With the warm weather comes increased door-to-door activity, including salespeople and charity representatives. With these activities comes a great deal of opportunity for scam artists, and it is important to review the proper way to handle such encounters in order to protect yourself.

Rule #1: Limit Interaction at the Door

Some people will identify the caller through the peephole or window and then simply ignore them if they suspect a sales pitch. That is not necessarily a bad strategy. After all, if you do not interact with them, then there is no chance that you can fall prey to their tricks. That approach may not always be practical. What is practical is that you limit the conversation. If, for instance, a salesperson presents something of interest, then tell them so, but inform them that you are too busy to discuss it now and will call them to schedule a meeting later.

Rule #2: Demand Identification

Legitimate salespeople will have identification that clearly identifies him or herself and the company represented. If it is a painter or someone that may not have ID, then simply ask for a business card and resume the conversation over the phone. A popular fraud involves the scam artist representing a security company. Keep in mind that actual security companies will very rarely approach you in this fashion, and this is normally used as an opportunity to steal your identity or gain access to your home at a later point when you are not present.
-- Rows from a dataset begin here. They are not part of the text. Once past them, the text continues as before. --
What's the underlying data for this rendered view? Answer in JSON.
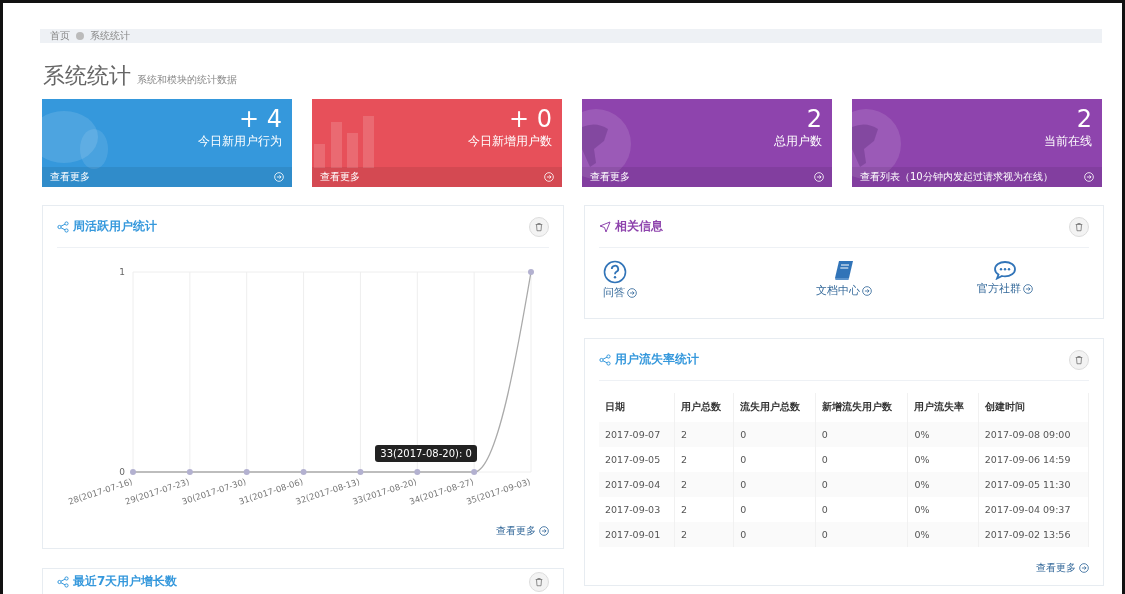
{
  "breadcrumb": [
    {
      "label": "首页"
    },
    {
      "label": "系统统计"
    }
  ],
  "page_title": "系统统计",
  "page_subtitle": "系统和模块的统计数据",
  "stat_cards": [
    {
      "kind": "bubbles",
      "color": "#3598dc",
      "value": "+ 4",
      "label": "今日新用户行为",
      "footer": "查看更多"
    },
    {
      "kind": "bars",
      "color": "#e7505a",
      "value": "+ 0",
      "label": "今日新增用户数",
      "footer": "查看更多"
    },
    {
      "kind": "globe",
      "color": "#8e44ad",
      "value": "2",
      "label": "总用户数",
      "footer": "查看更多"
    },
    {
      "kind": "globe",
      "color": "#8e44ad",
      "value": "2",
      "label": "当前在线",
      "footer": "查看列表（10分钟内发起过请求视为在线）"
    }
  ],
  "weekly_panel": {
    "title": "周活跃用户统计",
    "more": "查看更多",
    "tooltip": "33(2017-08-20): 0",
    "chart_data": {
      "type": "line",
      "categories": [
        "28(2017-07-16)",
        "29(2017-07-23)",
        "30(2017-07-30)",
        "31(2017-08-06)",
        "32(2017-08-13)",
        "33(2017-08-20)",
        "34(2017-08-27)",
        "35(2017-09-03)"
      ],
      "series": [
        {
          "color": "#b3b1d0",
          "marker": true,
          "values": [
            0,
            0,
            0,
            0,
            0,
            0,
            0,
            1
          ]
        }
      ],
      "ylim": [
        0,
        1
      ],
      "yticks": [
        0,
        1
      ],
      "grid": true
    }
  },
  "growth_panel": {
    "title": "最近7天用户增长数"
  },
  "info_panel": {
    "title": "相关信息",
    "links": [
      {
        "kind": "question",
        "label": "问答"
      },
      {
        "kind": "book",
        "label": "文档中心"
      },
      {
        "kind": "chat",
        "label": "官方社群"
      }
    ]
  },
  "churn_panel": {
    "title": "用户流失率统计",
    "more": "查看更多",
    "columns": [
      "日期",
      "用户总数",
      "流失用户总数",
      "新增流失用户数",
      "用户流失率",
      "创建时间"
    ],
    "rows": [
      [
        "2017-09-07",
        "2",
        "0",
        "0",
        "0%",
        "2017-09-08 09:00"
      ],
      [
        "2017-09-05",
        "2",
        "0",
        "0",
        "0%",
        "2017-09-06 14:59"
      ],
      [
        "2017-09-04",
        "2",
        "0",
        "0",
        "0%",
        "2017-09-05 11:30"
      ],
      [
        "2017-09-03",
        "2",
        "0",
        "0",
        "0%",
        "2017-09-04 09:37"
      ],
      [
        "2017-09-01",
        "2",
        "0",
        "0",
        "0%",
        "2017-09-02 13:56"
      ]
    ]
  }
}
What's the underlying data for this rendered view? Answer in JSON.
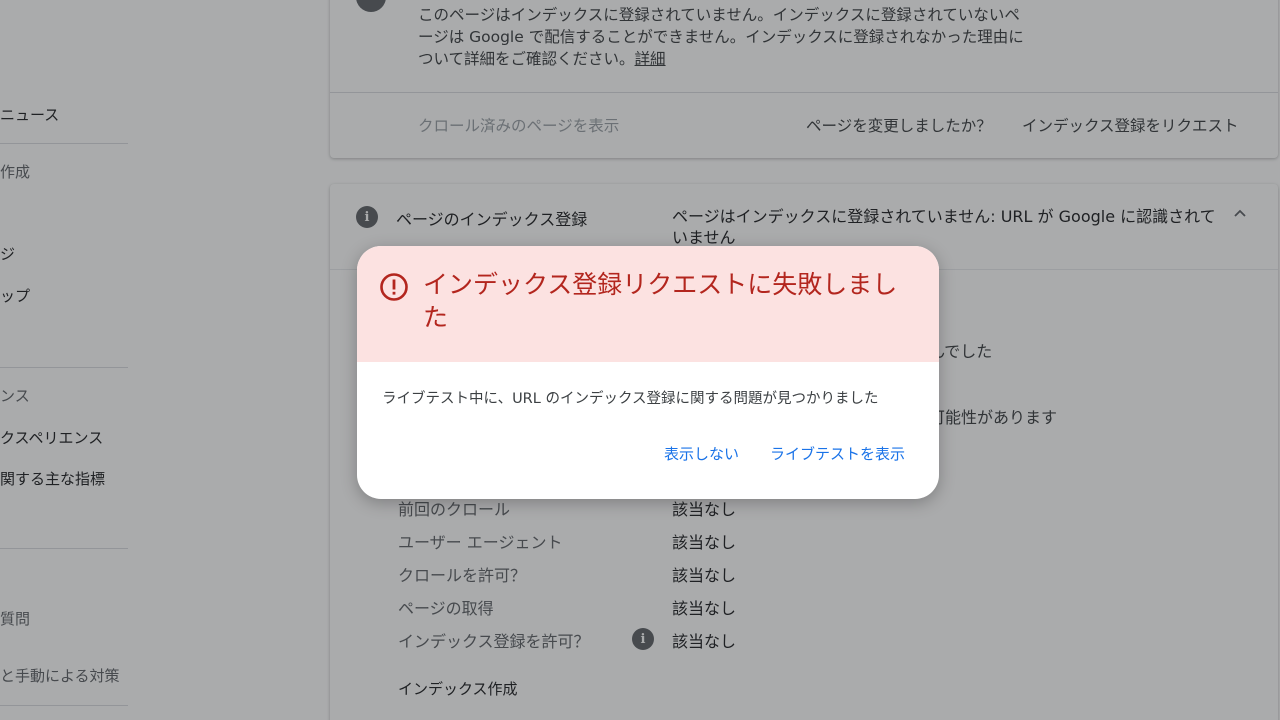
{
  "sidebar": {
    "items": [
      {
        "label": "ニュース"
      },
      {
        "label": "作成"
      },
      {
        "label": "ジ"
      },
      {
        "label": "ップ"
      },
      {
        "label": "ンス"
      },
      {
        "label": "クスペリエンス"
      },
      {
        "label": "関する主な指標"
      },
      {
        "label": "質問"
      },
      {
        "label": "と手動による対策"
      }
    ]
  },
  "top_card": {
    "description": "このページはインデックスに登録されていません。インデックスに登録されていないページは Google で配信することができません。インデックスに登録されなかった理由について詳細をご確認ください。",
    "details_link": "詳細",
    "view_crawled": "クロール済みのページを表示",
    "changed_question": "ページを変更しましたか？",
    "request_indexing": "インデックス登録をリクエスト"
  },
  "index_card": {
    "title": "ページのインデックス登録",
    "status": "ページはインデックスに登録されていません: URL が Google に認識されていません",
    "partial_1": "んでした",
    "partial_2": "可能性があります",
    "rows": [
      {
        "label": "前回のクロール",
        "value": "該当なし"
      },
      {
        "label": "ユーザー エージェント",
        "value": "該当なし"
      },
      {
        "label": "クロールを許可？",
        "value": "該当なし"
      },
      {
        "label": "ページの取得",
        "value": "該当なし"
      },
      {
        "label": "インデックス登録を許可？",
        "value": "該当なし"
      }
    ],
    "section_indexing": "インデックス作成"
  },
  "dialog": {
    "title": "インデックス登録リクエストに失敗しました",
    "body": "ライブテスト中に、URL のインデックス登録に関する問題が見つかりました",
    "dismiss_label": "表示しない",
    "view_live_test_label": "ライブテストを表示"
  },
  "colors": {
    "dialog_header_bg": "#fce2e1",
    "error_red": "#b3261e",
    "link_blue": "#1a73e8"
  }
}
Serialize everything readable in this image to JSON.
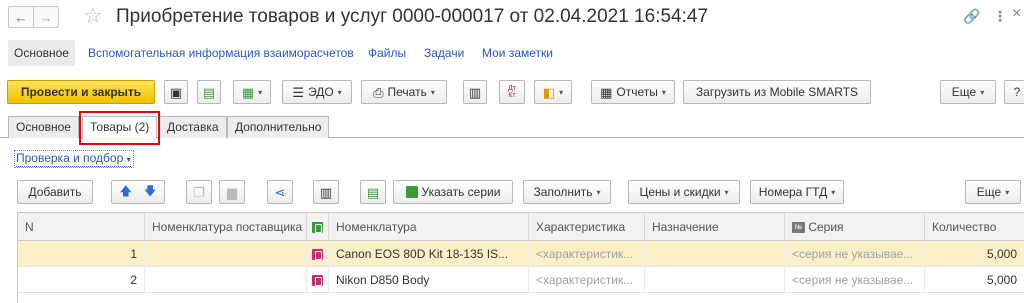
{
  "titlebar": {
    "back_glyph": "←",
    "forward_glyph": "→",
    "title": "Приобретение товаров и услуг 0000-000017 от 02.04.2021 16:54:47",
    "link_glyph": "🔗",
    "more_glyph": "⋮",
    "close_glyph": "×"
  },
  "sections": {
    "active": "Основное",
    "links": [
      "Вспомогательная информация взаиморасчетов",
      "Файлы",
      "Задачи",
      "Мои заметки"
    ]
  },
  "commands": {
    "post_close": "Провести и закрыть",
    "edo": "ЭДО",
    "print": "Печать",
    "reports": "Отчеты",
    "load_mobile": "Загрузить из Mobile SMARTS",
    "more": "Еще",
    "help": "?"
  },
  "tabs": [
    "Основное",
    "Товары (2)",
    "Доставка",
    "Дополнительно"
  ],
  "selected_tab_index": 1,
  "check_link": "Проверка и подбор",
  "table_toolbar": {
    "add": "Добавить",
    "specify_series": "Указать серии",
    "fill": "Заполнить",
    "prices_discounts": "Цены и скидки",
    "gtd_numbers": "Номера ГТД",
    "more": "Еще"
  },
  "grid": {
    "headers": {
      "n": "N",
      "supplier_item": "Номенклатура поставщика",
      "item": "Номенклатура",
      "characteristic": "Характеристика",
      "purpose": "Назначение",
      "series": "Серия",
      "qty": "Количество"
    },
    "rows": [
      {
        "n": "1",
        "supplier_item": "",
        "item": "Canon EOS 80D Kit 18-135 IS...",
        "characteristic": "<характеристик...",
        "purpose": "",
        "series": "<серия не указывае...",
        "qty": "5,000"
      },
      {
        "n": "2",
        "supplier_item": "",
        "item": "Nikon D850 Body",
        "characteristic": "<характеристик...",
        "purpose": "",
        "series": "<серия не указывае...",
        "qty": "5,000"
      }
    ]
  },
  "colors": {
    "primary_button": "#f2c100",
    "highlight_frame": "#e8000d",
    "link": "#2b58b8",
    "selected_row": "#faf0c8"
  }
}
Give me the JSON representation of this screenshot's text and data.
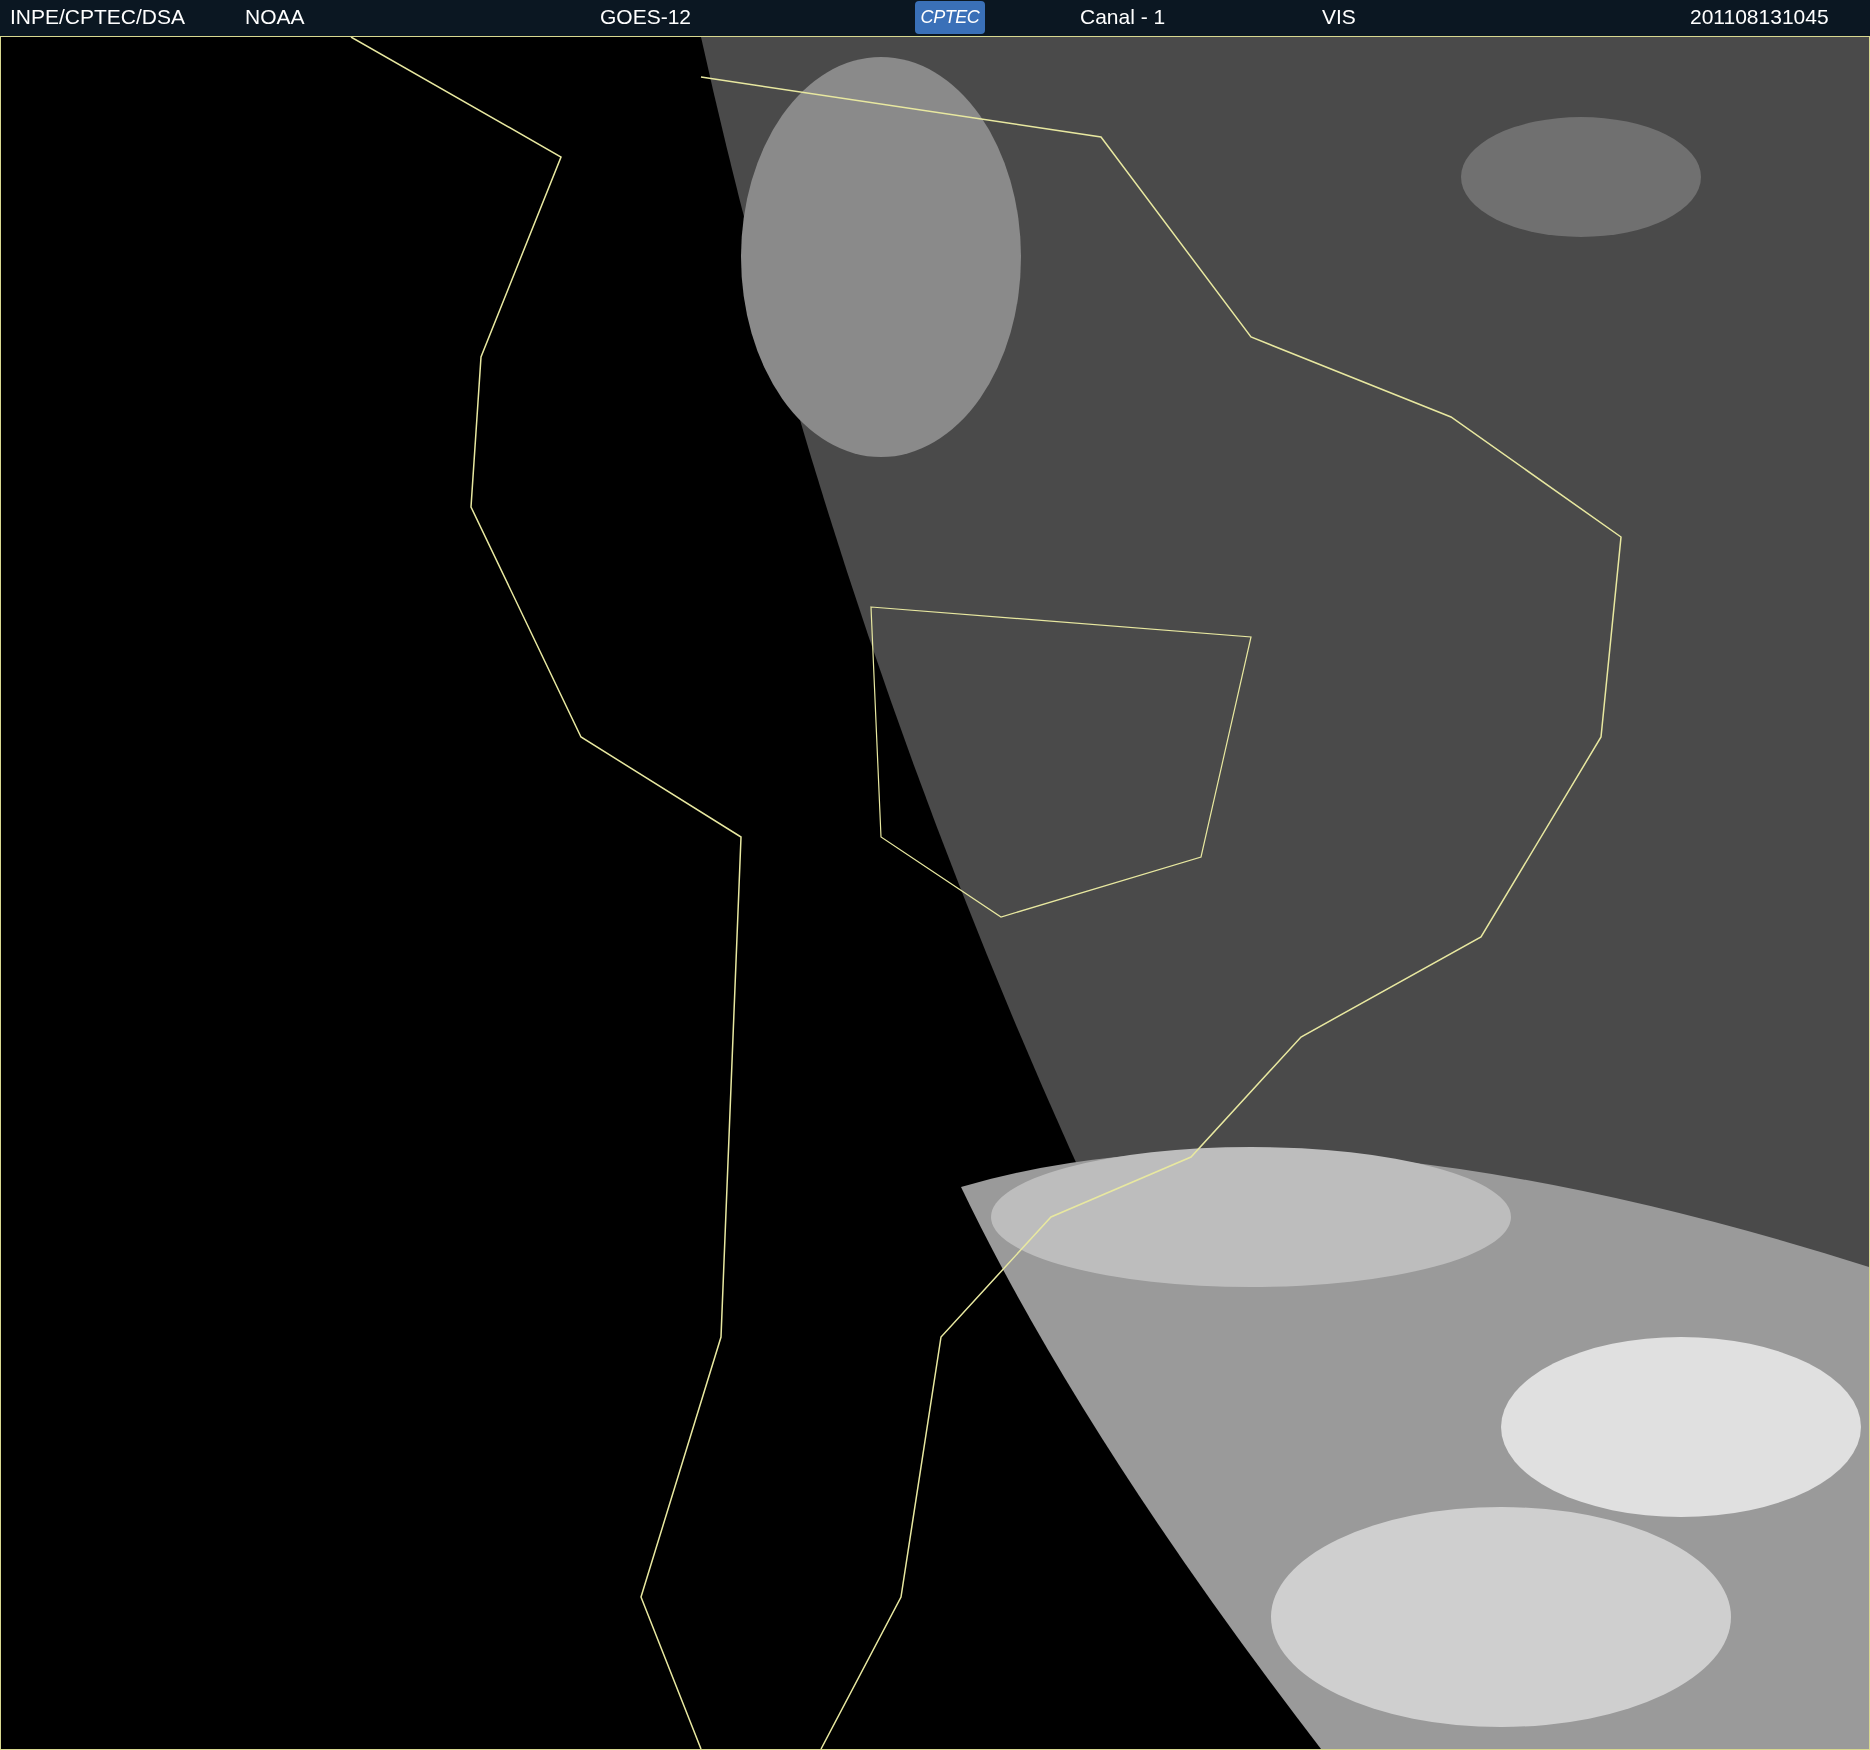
{
  "header": {
    "items": [
      {
        "kind": "text",
        "text": "INPE/CPTEC/DSA"
      },
      {
        "kind": "text",
        "text": "NOAA"
      },
      {
        "kind": "text",
        "text": "GOES-12"
      },
      {
        "kind": "logo",
        "text": "CPTEC"
      },
      {
        "kind": "text",
        "text": "Canal - 1"
      },
      {
        "kind": "text",
        "text": "VIS"
      },
      {
        "kind": "text",
        "text": "201108131045"
      }
    ]
  }
}
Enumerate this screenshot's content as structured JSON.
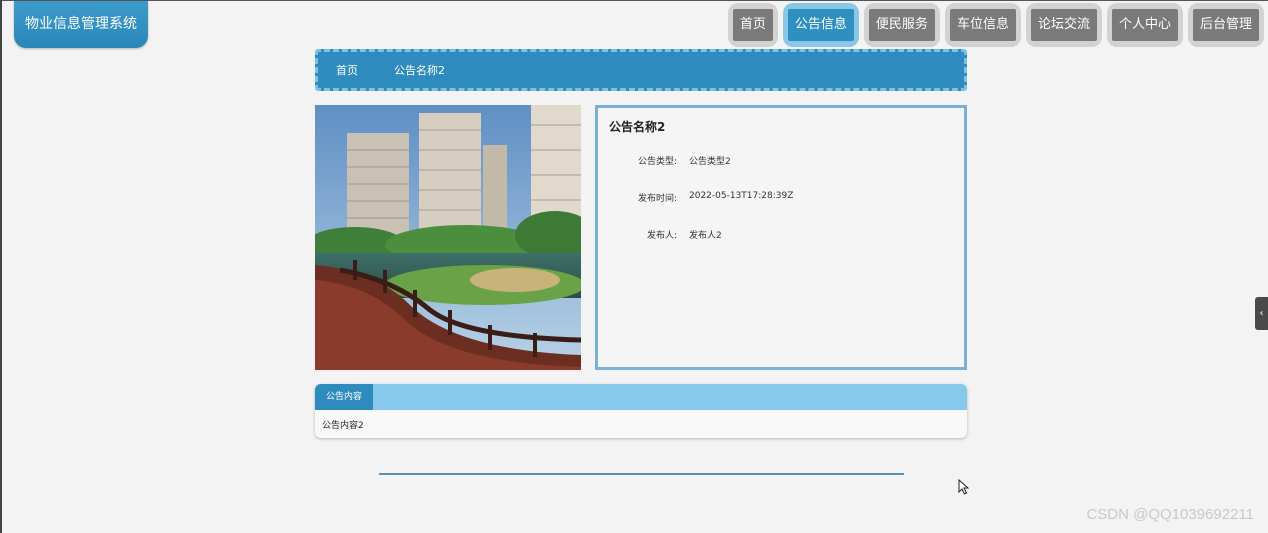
{
  "app": {
    "title": "物业信息管理系统"
  },
  "nav": {
    "items": [
      {
        "label": "首页"
      },
      {
        "label": "公告信息"
      },
      {
        "label": "便民服务"
      },
      {
        "label": "车位信息"
      },
      {
        "label": "论坛交流"
      },
      {
        "label": "个人中心"
      },
      {
        "label": "后台管理"
      }
    ],
    "active_index": 1
  },
  "breadcrumb": {
    "home": "首页",
    "current": "公告名称2"
  },
  "detail": {
    "title": "公告名称2",
    "type_label": "公告类型:",
    "type_value": "公告类型2",
    "time_label": "发布时间:",
    "time_value": "2022-05-13T17:28:39Z",
    "publisher_label": "发布人:",
    "publisher_value": "发布人2"
  },
  "content": {
    "tab_label": "公告内容",
    "text": "公告内容2"
  },
  "watermark": "CSDN @QQ1039692211",
  "colors": {
    "primary": "#2f8bbd",
    "light": "#86c9ec",
    "nav_inactive": "#7a7a7a"
  },
  "icons": {
    "side_toggle": "chevron-left-icon",
    "cursor": "mouse-pointer-icon"
  }
}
Rule #3: Never Buy or Donate Without Doing Your Homework

There can be exceptions to this rule, such as purchasing Girl Scout Cookies or donating to your local fire department. For the most part, however, you never want to give cash, a check or credit card or other personal information at the door. This business can always be conducted later, over the phone even, once you have the opportunity to the vet the salesperson and the company they represent. Make full use of the resources you have available, including the Better Business Bureau, the local Chamber of Commerce and online communities for consumers.

Rule #4: If It Sounds Too Good to Be True, It Is.

The promise of free stuff is a popular tool for phishers because it can make you amenable. If someone informs you that you have just won $10,000 and you believe them, then without any conscious reasoning you form a bond with that person. Once that happens, the criminal exploits that bond. That is why it so important to remain levelheaded. If you have actually won a prize, the organization awarding it will actually go to great lengths to remove any kind of doubt you may have.

Rule #5: Immediately Reject High-Pressure Sales

A good rule of thumb is to reject any form of high-pressure sales, and this rule is particularly important at your doorstep. Keep in mind that door-to-door sales do not have a high success rate. If a salesperson gets you to take their business card and receives a promise of a call later on, then that is a win for them. The need to close the deal right then and there is a warning flare that you should never ignore.